For the record: May 2014 bird behavior
The newspaper coverings I taped to the living room windows blew off yesterday. (I drafted this post on 13 May!) The American Robin is again flying at its reflection upsetting the peace of the house and, I have to believe, reducing its chances to be selected as a mate. Maybe this Robin already knows he has been overlooked, and depression at rejection is driving this behavior. If he doesn’t have a headache, I do.
Tree Swallows are nesting for about the 4th year in the box closest to the vegetable garden. The couple successfully defended their home from a third Swallow, who after buzzing the box for an entire afternoon, gave up and went away. Perhaps that third bird was taking out his aggression on the mated pair because his intended lay dead in a box across the meadow. The eyes of the Tree Swallow had been pecked out suggesting the role of a House sparrow in its demise. House Sparrows are building a nest in a neighboring box.
In 2010, Gary, the carpenter working on my house, reduced the opening of the box to suit Bluebirds. Bluebirds dutifully came to build a nest only to be chased away by House Sparrows who then chipped away at Gary’s new door until it was large enough for them to enter the box. House Sparrows nested there that year laying round after round of eggs that I kept removing. However, after a generally successful campaign against House Sparrows, none appeared again until this year. The box they have chosen is the box with the altered doorway. There are now 5 eggs in the nest.
A pair of Easter Phoebes hopped around on the eave beside the open porch area. They were measuring, I was pretty sure, for nest building. Then I did not see them again until I went out to the folly where a Phoebe nest was tucked into a narrow space between the roof trusses and the back of a photovoltaic panel. Had they used the porch eave, I might have been able to see inside the nest. In the folly, I can only see the characteristic signs of Phoebe nest — brushy material held together with mud like hair falling from a french twist.
A pair of Wild Turkeys have made themselves at home here of late. First I thought it strange that there was only one Turkey. A couple of days ago, two Turkeys were here together. They are fairly unperturbed by humans. Their feathers have the sheen of armor until they shake making them look like dust mops. See the video, if you’d like.
The Ruby-throated Hummingbirds are back and so are the Baltimore Orioles. The Hummingbirds drink sugar water and the Orioles eat the oranges I put out in suet cages. The biggest snackers at this time of year are the Grackles. They’d eat 2 patties of suet a day if I’d put it out. But feeding Grackles is not my idea of attracting interesting birds so I leave the suet feeders empty every other day and feel badly about the Woodpeckers, the Cardinals, the Titmice and the Jays who would also like the suet but eat more moderately.
For the record, I have 4 pairs of Northern Cardinals this year. Two males were dive bombing a Blue Jay who must have his eyes on the eggs in a Cardinal nest. I guess that’s a reason to keep the suet feeder stocked.
Finally in the bird update, a solitary Canada Goose seemed to have been left behind by other Geese who fly in lazy formations while squawking across the meadow. After about a week of watching this bird hang out in a tightly circumspect patch of the meadow where the bee yard will go once the bees return, I came to think of this as MY Canada Goose. For one who comes by a strong dislike for the species genetically, this seemed a marked softening of heart. My Canada Goose took no interest in the Geese flying overhead. I thought that showed acceptance of my bird’s predicament. I developed theories about that predicament: injured, jilted, otherwise defective. It must not have been so injured that it could not fly into a tree to roost at night. It showed admirable good sense not to sleep on the ground in the meadow.
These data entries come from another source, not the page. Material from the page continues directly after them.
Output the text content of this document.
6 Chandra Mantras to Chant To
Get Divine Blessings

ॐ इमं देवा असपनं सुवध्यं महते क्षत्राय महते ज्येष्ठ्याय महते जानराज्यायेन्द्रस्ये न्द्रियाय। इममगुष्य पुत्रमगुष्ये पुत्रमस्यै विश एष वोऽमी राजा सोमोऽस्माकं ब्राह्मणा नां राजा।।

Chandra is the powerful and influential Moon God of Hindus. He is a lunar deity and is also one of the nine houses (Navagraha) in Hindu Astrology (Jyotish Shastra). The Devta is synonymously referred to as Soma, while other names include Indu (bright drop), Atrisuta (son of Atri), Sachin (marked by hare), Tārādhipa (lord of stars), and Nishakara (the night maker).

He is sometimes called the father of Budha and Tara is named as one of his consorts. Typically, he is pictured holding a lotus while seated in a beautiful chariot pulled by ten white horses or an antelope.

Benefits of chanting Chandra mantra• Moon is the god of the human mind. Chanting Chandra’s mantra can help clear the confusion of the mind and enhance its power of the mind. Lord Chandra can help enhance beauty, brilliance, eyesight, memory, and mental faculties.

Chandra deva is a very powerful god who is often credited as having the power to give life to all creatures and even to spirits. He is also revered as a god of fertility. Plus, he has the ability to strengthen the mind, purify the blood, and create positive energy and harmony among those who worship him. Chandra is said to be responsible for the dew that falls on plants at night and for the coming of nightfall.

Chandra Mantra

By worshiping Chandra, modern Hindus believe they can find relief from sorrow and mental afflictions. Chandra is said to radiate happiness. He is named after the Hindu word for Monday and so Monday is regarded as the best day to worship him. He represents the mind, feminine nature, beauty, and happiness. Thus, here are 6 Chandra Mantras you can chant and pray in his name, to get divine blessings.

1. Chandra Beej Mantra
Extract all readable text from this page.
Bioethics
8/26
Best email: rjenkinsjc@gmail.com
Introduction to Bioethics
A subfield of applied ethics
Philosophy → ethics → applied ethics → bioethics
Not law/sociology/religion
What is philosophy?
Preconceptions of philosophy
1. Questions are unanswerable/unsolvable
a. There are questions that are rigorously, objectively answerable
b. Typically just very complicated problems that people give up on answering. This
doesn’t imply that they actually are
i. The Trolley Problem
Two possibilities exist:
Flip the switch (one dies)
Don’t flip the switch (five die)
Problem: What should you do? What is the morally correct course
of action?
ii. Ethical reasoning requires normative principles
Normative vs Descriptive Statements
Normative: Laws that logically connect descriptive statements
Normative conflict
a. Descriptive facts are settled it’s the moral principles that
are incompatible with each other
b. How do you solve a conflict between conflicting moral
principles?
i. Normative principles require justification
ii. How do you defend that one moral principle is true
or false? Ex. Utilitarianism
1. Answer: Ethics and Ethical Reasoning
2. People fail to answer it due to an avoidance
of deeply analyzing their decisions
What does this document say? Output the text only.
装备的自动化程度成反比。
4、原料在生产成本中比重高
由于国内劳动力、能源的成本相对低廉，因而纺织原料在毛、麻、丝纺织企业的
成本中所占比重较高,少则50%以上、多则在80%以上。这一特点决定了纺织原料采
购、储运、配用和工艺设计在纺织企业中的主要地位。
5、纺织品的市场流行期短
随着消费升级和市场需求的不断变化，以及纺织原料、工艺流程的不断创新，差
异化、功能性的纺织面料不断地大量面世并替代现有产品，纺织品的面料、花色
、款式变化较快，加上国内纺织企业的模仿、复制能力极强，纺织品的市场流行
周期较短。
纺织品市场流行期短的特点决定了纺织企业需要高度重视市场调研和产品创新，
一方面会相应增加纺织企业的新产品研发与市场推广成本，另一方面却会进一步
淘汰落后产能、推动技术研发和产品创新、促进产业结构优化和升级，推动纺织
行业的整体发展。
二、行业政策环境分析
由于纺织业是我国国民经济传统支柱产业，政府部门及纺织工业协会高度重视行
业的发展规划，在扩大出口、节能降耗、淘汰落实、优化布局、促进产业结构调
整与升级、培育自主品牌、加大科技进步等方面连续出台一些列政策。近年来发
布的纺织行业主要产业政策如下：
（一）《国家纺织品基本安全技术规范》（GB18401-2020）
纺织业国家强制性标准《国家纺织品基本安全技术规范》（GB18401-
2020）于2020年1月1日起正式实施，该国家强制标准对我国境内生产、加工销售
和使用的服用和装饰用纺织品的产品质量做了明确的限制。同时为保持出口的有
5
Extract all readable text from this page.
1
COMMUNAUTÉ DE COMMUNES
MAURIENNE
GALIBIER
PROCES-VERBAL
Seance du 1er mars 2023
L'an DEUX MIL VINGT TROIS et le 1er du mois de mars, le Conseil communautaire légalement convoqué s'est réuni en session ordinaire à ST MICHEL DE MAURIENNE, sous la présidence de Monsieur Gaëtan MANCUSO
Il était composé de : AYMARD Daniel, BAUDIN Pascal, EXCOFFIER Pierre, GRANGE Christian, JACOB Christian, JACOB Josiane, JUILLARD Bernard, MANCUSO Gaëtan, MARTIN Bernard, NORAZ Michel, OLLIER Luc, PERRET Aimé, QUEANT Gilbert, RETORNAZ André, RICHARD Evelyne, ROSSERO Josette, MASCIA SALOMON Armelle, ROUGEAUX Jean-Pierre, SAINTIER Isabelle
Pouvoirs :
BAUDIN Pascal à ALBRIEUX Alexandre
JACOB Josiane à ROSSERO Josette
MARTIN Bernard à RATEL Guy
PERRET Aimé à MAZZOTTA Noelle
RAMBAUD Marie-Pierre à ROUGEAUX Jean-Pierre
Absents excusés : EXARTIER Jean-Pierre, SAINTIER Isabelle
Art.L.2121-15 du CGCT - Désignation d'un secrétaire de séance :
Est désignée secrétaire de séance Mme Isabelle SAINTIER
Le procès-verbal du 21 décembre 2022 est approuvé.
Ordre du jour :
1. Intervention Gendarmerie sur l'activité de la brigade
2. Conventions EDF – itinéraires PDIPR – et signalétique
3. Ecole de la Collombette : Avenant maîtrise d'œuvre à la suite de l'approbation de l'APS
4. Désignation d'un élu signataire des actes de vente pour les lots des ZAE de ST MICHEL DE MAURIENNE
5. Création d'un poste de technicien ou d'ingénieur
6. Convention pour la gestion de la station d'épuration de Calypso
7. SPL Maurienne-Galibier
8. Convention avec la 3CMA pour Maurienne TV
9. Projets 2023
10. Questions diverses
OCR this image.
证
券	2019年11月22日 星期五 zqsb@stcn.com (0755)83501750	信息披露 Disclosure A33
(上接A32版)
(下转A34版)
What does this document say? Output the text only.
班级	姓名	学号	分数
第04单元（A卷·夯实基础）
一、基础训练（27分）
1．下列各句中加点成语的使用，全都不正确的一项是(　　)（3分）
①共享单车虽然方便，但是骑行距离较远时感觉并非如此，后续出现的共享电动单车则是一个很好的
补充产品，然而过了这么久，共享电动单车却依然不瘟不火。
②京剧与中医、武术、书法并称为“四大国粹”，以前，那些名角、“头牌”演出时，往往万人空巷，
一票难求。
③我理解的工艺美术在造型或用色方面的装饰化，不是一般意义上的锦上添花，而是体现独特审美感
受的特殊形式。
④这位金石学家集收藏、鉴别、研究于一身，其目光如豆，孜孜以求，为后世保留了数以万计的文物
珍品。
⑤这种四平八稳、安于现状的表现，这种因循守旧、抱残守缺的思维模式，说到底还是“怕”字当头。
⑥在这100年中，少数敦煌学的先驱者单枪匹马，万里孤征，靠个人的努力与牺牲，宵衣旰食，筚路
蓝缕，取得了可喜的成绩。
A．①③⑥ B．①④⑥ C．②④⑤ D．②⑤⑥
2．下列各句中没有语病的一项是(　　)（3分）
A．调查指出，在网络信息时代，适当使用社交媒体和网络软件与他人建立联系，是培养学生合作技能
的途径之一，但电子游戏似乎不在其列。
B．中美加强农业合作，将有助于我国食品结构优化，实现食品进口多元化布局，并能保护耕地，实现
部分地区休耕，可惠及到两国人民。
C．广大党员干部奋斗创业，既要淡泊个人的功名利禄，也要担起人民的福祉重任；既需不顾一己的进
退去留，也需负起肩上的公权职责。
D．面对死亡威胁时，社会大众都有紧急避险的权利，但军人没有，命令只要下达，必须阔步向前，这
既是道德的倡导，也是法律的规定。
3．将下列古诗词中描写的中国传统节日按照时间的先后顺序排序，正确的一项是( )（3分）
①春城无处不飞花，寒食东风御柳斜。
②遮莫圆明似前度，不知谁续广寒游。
The Canada Goose and I had this routine of what I presumed to be mutual observation down to a science so imagine my surprise when this morning (still 13 May) I saw the Goose with a mate and two ducklings. My camera can’t reach the far side of the meadow so the evidence of the Goose is displayed in its poops on the weed block for the bee yard.
Love the turkey dusting video. I actually like the call of the Canada Goose, but could be spared the poopings! 🙂
Great report. Terrific detail. Keep those videos coming. How is the folly doing? We look for an update.
I suppose we could have been spared the poopings photo, but from a nutrient management view, the photo does allow for some rough calculations about N and P loadings to Susan’s meadow and adjacent salt pond.